Micha : On vit vraiment cette intensité sur scène, il n’y a pas moyen de faire semblant, du moins moi, je ne peux pas ! Nous ne nous préparons pas vraiment, car je crois c’est impossible. Chaque concert est inattendu et n’est jamais le même. Si nous nous préparions trop, cela commencerait à ressembler à une routine, ce que nous voulons absolument pas. C’est le moment lui-même qui dicte tout. C’est complètement hors de notre contrôle. La clé est d’atteindre cette partie secrète en vous-même qui rend les choses honnêtes, lorsque vous avez trouvé cet endroit juste avant de jouer, c’est l’instinct qui prend le dessus.
Benzine Mag : Remarquez-vous des différences dans la façon dont le public réagit à vos performances aux Pays-Bas par rapport à d’autres pays ?

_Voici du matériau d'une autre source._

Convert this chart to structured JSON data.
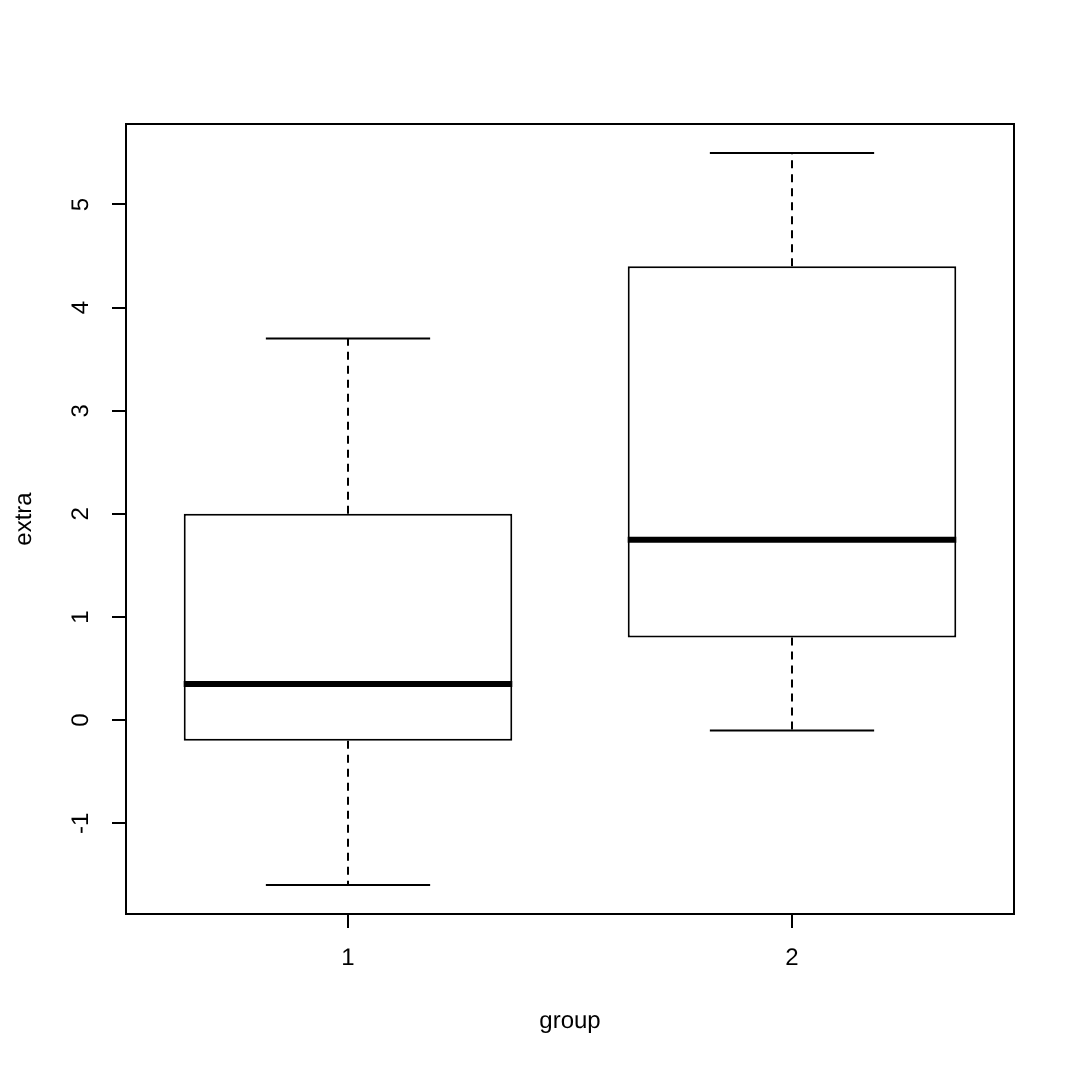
{
  "chart_data": {
    "type": "box",
    "xlabel": "group",
    "ylabel": "extra",
    "categories": [
      "1",
      "2"
    ],
    "color": "#000000",
    "boxes": [
      {
        "low": -1.6,
        "q1": -0.2,
        "median": 0.35,
        "q3": 2.0,
        "high": 3.7
      },
      {
        "low": -0.1,
        "q1": 0.8,
        "median": 1.75,
        "q3": 4.4,
        "high": 5.5
      }
    ],
    "ylim": [
      -1.88,
      5.78
    ],
    "yticks": [
      -1,
      0,
      1,
      2,
      3,
      4,
      5
    ],
    "grid": false
  }
}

Micha : Tout à fait. Chaque pays, et même chaque ville, a son propre caractère en ce qui concerne le public des concerts. Cela vient principalement de l’appréciation générale des « arts vivants » qu’un certain endroit a ou n’a pas.
Benzine Mag : Maintenant que votre premier LP est sorti, quelle est la prochaine étape pour Tramhaus ? Travaillez-vous déjà sur de nouveaux morceaux ?
Micha : Nous travaillons lentement sur un nouvel album, entre toutes les tournées que nous faisons. Des chansons sont en train d’être écrites !
Benzine Mag : Avez-vous des projets ou des rêves de collaborations avec d’autres artistes, que ce soit au sein de la scène rock ou au-delà ?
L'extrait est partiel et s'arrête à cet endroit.